Prompt and context design for Claude Cowork: what to include, what to leave out, and how compaction keeps long agentic knowledge-work runs sharp and reliable.

Ask an experienced agent builder what separates a Claude Cowork workflow that hums from one that flails, and few of them will say "a cleverer prompt." Most will say context — specifically, the discipline of deciding what the model sees on each turn and, just as importantly, what it does not. The context window is finite working memory, and how you fill it determines the quality of every decision the agent makes. This post is about that craft: what to put in context, what to deliberately leave out, and the reasoning behind each call.

It is the least visible part of building with Claude and the most consequential. Two teams can have identical skills and connectors and get wildly different reliability purely because one curates context and the other floods it.

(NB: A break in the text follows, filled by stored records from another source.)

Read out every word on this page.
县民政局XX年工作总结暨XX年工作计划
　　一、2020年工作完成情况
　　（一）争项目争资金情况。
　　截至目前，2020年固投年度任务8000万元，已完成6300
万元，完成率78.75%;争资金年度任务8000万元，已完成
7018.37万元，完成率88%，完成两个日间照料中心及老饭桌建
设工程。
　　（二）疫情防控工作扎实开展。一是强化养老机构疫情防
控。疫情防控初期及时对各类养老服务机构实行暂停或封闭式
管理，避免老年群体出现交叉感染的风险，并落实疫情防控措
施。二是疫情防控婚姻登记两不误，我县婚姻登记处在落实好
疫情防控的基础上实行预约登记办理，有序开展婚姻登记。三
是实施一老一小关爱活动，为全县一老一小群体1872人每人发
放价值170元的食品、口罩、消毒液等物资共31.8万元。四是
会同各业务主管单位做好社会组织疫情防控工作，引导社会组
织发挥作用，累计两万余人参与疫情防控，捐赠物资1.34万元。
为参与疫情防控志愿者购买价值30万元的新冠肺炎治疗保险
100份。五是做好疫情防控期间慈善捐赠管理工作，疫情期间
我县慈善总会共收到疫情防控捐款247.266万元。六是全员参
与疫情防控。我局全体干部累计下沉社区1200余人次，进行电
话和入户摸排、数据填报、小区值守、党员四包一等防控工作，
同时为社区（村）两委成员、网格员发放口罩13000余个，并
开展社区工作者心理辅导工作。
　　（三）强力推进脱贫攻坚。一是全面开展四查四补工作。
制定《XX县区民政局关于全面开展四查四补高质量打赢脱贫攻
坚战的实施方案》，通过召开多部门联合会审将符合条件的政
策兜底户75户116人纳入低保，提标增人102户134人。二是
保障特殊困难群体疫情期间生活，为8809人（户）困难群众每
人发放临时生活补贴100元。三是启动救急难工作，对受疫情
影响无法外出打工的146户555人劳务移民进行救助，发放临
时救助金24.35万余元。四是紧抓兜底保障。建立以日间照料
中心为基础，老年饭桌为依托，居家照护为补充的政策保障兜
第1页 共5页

Why more context is not better context

The intuition that the model performs better with more information is wrong past a point, and that point arrives sooner than people expect. Every token you add competes for the model's attention with every other token. Bury the one relevant invoice line in a 40-page document dump and the model is more likely to miss it, not less. The goal is not maximal information; it is maximal signal — the relevant facts, cleanly presented, with the noise removed. Treat the window as a curated briefing, not a filing cabinet.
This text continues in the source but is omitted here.